> On July 12, 2016, 7:26 a.m., Jiang Yan Xu wrote:
> > Adding to the previous partial review after discussion.
> > 
> > ## Invariant checking and documentation
> > 
> > An overall comment is that I think since we keep track of shared resource 
> > across Master, allocator and sorter, each for a different aspect (allocated 
> > vs. used vs. available, etc.) and with different semantics and expactations 
> > on uniquesness/number of copies etc., we should very explicitly document 
> > these variables and method arguments and check their invariants.
> > 
> > Specifically, the following diagram helped me understand the relationship 
> > between these variables.
> > 
> > Sorter
> > |
> > |- allocations: hashmap<std::string, Allocation>
> >                                      |
> >                                      |- resources: hashmap<SlaveID, 
> > Resources>
> >                                      |- scalarQuantities 
> > 
> > `Allocation.resources` expects 1 copy of each shared resource because it's 
> > tracking whether a client has been allocated this resource and doesn't care 
> > about how many times it's been allocated or used by the client. Therefore 
> > distinct shared resources is an invariant that we should check in 
> > `allocated()`.
> > 
> > Allocator
> > |
> > |- slaves: hashmap<SlaveID, Slave>
> >                             |
> >                             |- allocated: Resources
> >                             
> > `Slave.allocated` expects 1 copy of each shared resource **per client** and 
> > it's grouped into one Resources object.
> > 
> > Master
> > |
> > |- Slave
> > |  |
> > |  |- usedResources: hashmap<FrameworkID, Resources>
> > |
> > |- Framework
> >    |
> >    |- usedResources: hashmap<SlaveID, Resources>
> >    
> > `Slave.usedResources` and `Framework.usedResources` expect 1 copy of each 
> > shared resource **per task** as they are tracking "usage".

Yes, I will update the comments to reflect scope of shared count (ie. copies) 
in the context of the `Resources` objects used in master, allocator and sorter. 
So, now with the current version:

1) Sorter=> allocations (resources, scalarQuantities): 1 copy of each shared 
resource per allocation (that has not been recovered) by a client.
2) Allocator=> slaves[].allocated: 1 copy of each shared resource per 
allocation (that has not been recovered) by a framework.
3) Master=> usedResources (in Slave and Framework): 1 copy of each shared 
resource per task as they are tracking "usage".

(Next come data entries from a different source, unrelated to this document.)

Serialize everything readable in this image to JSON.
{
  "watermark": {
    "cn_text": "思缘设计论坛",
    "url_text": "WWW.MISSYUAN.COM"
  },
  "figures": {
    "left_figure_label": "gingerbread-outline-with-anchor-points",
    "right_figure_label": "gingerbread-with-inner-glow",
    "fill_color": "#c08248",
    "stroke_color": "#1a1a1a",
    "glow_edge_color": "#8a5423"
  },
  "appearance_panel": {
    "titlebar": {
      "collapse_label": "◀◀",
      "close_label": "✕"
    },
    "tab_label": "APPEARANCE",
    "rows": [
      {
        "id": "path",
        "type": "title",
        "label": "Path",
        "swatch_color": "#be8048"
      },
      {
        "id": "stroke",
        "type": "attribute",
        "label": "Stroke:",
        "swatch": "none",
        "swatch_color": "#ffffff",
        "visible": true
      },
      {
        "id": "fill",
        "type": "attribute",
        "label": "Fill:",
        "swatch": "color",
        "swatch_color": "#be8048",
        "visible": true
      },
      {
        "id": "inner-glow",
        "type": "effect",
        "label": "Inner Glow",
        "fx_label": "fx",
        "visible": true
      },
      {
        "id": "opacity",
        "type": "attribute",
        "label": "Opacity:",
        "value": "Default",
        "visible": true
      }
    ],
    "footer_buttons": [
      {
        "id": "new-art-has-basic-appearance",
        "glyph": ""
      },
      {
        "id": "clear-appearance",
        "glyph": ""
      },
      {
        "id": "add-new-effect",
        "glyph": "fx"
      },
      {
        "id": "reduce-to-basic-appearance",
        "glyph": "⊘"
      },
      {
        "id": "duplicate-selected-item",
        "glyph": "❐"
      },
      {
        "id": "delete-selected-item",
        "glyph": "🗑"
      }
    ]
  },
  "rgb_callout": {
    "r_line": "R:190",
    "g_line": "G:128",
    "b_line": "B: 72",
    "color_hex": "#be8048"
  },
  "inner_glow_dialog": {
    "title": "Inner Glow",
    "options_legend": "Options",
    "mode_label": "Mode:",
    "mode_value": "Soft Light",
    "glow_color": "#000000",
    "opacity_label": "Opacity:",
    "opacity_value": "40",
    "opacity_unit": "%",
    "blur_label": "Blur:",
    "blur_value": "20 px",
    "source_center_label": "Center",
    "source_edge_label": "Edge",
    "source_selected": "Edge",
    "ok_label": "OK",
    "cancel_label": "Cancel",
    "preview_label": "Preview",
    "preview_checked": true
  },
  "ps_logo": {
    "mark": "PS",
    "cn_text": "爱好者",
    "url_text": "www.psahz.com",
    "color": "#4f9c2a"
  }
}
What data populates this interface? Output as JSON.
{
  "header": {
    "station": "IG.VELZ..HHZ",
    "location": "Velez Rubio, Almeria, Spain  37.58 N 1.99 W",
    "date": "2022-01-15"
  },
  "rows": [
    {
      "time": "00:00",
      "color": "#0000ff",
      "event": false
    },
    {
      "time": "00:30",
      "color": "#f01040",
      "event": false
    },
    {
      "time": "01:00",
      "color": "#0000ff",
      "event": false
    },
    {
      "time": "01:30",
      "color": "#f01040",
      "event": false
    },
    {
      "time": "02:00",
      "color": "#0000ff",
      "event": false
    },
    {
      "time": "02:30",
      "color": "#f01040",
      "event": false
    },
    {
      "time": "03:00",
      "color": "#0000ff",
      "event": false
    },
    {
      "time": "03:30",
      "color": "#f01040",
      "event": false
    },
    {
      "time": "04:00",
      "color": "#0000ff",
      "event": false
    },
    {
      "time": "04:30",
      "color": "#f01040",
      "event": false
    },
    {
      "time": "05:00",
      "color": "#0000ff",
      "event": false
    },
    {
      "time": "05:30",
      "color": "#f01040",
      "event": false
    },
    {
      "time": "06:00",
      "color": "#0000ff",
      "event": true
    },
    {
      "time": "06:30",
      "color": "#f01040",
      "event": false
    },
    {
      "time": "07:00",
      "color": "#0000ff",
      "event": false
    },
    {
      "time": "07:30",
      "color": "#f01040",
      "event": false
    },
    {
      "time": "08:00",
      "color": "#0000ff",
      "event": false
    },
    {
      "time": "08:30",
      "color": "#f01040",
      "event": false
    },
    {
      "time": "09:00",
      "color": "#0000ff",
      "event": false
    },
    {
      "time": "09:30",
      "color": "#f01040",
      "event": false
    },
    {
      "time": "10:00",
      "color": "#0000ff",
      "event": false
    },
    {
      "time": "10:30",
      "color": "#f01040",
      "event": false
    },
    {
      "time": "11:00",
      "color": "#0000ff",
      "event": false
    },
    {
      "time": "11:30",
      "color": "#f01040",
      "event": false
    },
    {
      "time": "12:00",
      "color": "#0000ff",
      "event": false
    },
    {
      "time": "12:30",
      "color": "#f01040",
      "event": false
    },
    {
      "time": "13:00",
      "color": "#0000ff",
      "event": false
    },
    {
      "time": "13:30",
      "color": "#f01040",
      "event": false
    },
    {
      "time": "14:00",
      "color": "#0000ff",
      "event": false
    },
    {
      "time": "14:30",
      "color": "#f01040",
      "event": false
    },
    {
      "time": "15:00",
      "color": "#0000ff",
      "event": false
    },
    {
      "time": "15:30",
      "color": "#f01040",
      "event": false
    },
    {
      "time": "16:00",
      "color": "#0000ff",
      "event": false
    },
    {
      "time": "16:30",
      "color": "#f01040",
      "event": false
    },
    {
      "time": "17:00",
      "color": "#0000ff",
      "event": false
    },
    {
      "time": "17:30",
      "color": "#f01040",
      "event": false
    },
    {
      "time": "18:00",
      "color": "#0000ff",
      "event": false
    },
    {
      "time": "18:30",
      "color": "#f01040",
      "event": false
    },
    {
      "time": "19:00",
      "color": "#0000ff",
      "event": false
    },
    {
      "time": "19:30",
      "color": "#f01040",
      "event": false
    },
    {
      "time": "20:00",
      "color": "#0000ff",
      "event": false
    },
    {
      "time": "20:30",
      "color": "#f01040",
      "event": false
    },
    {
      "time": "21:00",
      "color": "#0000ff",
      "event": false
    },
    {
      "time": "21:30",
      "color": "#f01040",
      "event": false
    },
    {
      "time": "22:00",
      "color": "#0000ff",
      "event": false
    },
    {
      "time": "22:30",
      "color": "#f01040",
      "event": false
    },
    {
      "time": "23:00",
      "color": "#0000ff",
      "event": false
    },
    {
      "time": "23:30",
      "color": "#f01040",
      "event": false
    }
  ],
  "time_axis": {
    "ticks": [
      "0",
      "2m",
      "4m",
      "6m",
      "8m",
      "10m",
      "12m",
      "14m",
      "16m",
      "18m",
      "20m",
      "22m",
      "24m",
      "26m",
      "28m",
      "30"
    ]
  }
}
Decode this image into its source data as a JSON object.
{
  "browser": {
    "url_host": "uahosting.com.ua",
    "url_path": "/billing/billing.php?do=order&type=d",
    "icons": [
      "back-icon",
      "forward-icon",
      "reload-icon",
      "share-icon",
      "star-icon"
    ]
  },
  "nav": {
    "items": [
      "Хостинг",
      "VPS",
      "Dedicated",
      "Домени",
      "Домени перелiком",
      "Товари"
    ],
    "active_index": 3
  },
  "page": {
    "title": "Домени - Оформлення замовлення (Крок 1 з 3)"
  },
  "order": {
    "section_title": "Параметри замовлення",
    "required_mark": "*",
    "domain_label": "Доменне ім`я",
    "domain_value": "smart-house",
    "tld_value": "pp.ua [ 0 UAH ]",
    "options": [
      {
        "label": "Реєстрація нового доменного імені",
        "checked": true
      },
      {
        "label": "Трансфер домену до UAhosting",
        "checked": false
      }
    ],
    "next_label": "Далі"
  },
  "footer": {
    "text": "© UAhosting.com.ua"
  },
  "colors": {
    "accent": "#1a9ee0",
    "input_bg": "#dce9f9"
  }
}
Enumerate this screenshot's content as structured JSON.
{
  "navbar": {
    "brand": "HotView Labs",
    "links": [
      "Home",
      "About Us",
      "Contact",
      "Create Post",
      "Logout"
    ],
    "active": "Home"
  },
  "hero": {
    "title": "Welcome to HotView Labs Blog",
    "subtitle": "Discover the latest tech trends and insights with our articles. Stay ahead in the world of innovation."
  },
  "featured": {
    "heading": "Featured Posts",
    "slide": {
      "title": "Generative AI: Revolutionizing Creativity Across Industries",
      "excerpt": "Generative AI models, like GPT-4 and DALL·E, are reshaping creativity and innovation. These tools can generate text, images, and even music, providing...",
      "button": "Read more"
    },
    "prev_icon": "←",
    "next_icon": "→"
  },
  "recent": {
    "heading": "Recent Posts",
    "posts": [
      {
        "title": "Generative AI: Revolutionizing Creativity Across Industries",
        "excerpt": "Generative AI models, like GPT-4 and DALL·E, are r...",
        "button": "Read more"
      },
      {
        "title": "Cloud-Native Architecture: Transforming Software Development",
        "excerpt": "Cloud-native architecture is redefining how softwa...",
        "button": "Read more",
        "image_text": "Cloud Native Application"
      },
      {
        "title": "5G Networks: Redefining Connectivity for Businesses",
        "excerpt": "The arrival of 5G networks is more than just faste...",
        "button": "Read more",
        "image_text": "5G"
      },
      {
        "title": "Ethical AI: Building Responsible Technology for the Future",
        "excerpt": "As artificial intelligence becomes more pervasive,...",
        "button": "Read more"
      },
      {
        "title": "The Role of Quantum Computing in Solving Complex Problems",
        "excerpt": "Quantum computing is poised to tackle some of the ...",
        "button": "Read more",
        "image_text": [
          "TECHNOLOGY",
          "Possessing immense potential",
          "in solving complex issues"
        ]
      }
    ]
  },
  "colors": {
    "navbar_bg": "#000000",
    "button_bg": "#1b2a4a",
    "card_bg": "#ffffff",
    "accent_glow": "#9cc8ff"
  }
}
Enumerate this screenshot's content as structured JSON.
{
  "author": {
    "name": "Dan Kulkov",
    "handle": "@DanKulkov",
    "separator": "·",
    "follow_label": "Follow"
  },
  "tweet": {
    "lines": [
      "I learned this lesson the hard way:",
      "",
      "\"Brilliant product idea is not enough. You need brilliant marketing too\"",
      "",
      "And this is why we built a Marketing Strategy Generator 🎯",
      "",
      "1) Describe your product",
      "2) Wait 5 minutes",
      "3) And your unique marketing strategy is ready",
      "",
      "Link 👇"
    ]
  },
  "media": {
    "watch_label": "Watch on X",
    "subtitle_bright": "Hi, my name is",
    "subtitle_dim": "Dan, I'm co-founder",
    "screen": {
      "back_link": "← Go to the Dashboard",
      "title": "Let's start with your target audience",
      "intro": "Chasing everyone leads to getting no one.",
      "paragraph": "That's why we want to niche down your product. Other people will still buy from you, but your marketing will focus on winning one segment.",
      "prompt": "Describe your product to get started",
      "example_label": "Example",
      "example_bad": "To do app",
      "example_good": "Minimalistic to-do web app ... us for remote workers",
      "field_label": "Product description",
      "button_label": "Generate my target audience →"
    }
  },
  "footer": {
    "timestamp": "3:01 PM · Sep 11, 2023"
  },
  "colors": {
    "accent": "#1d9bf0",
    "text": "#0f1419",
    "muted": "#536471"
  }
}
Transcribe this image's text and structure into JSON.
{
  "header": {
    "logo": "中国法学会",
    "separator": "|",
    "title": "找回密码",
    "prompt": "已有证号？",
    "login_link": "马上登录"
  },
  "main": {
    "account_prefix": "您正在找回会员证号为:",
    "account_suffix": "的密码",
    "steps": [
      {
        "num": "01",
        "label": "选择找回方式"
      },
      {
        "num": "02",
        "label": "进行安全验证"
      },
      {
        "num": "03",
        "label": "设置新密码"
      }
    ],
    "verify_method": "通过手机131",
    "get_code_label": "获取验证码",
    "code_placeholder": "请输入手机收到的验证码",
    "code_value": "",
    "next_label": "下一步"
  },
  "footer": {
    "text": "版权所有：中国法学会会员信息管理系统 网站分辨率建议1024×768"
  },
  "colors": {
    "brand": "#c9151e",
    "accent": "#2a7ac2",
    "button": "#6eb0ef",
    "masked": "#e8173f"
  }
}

> On July 12, 2016, 7:26 a.m., Jiang Yan Xu wrote:
> > src/master/master.hpp, line 274
> > <https://reviews.apache.org/r/45961/diff/7/?file=1438751#file1438751line274>
> >
> >     Chatted offline. We should refactor this into a 
> > `Master::recoverResources()` call to encapsulate this logic and call 
> > `allocator->recoverResources()` inside with adjusted arguments.

Wrapped `Allocator::recoverResources()` within `Master::recoverResources()`.


> On July 12, 2016, 7:26 a.m., Jiang Yan Xu wrote:
> > src/master/allocator/mesos/hierarchical.cpp, lines 450-459
> > <https://reviews.apache.org/r/45961/diff/7/?file=1438747#file1438747line450>
> >
> >     Seems like in `slaves[slaveId].allocated` we should be maintaining one 
> > copy of each shared resource **per framework** but this if condition here 
> > assumes one copy of each shared resource across framework.

Yes, this was done when we maintained atmost a single copy of a shared 
resource. Now with 1 copy of shared resource per framework, we need to just sum 
up all resources.


> On July 12, 2016, 7:26 a.m., Jiang Yan Xu wrote:
> > src/tests/master_validation_tests.cpp, lines 630-632
> > <https://reviews.apache.org/r/45961/diff/7/?file=1438755#file1438755line630>
> >
> >     Here we are testing that can't destroy a  nonshared persistent volume 
> > `disk2` because it's in use?
> >     
> >     Perhaps it's still reasonable to test it (even thought it can't happen 
> > right now) but it's not relevant to this test?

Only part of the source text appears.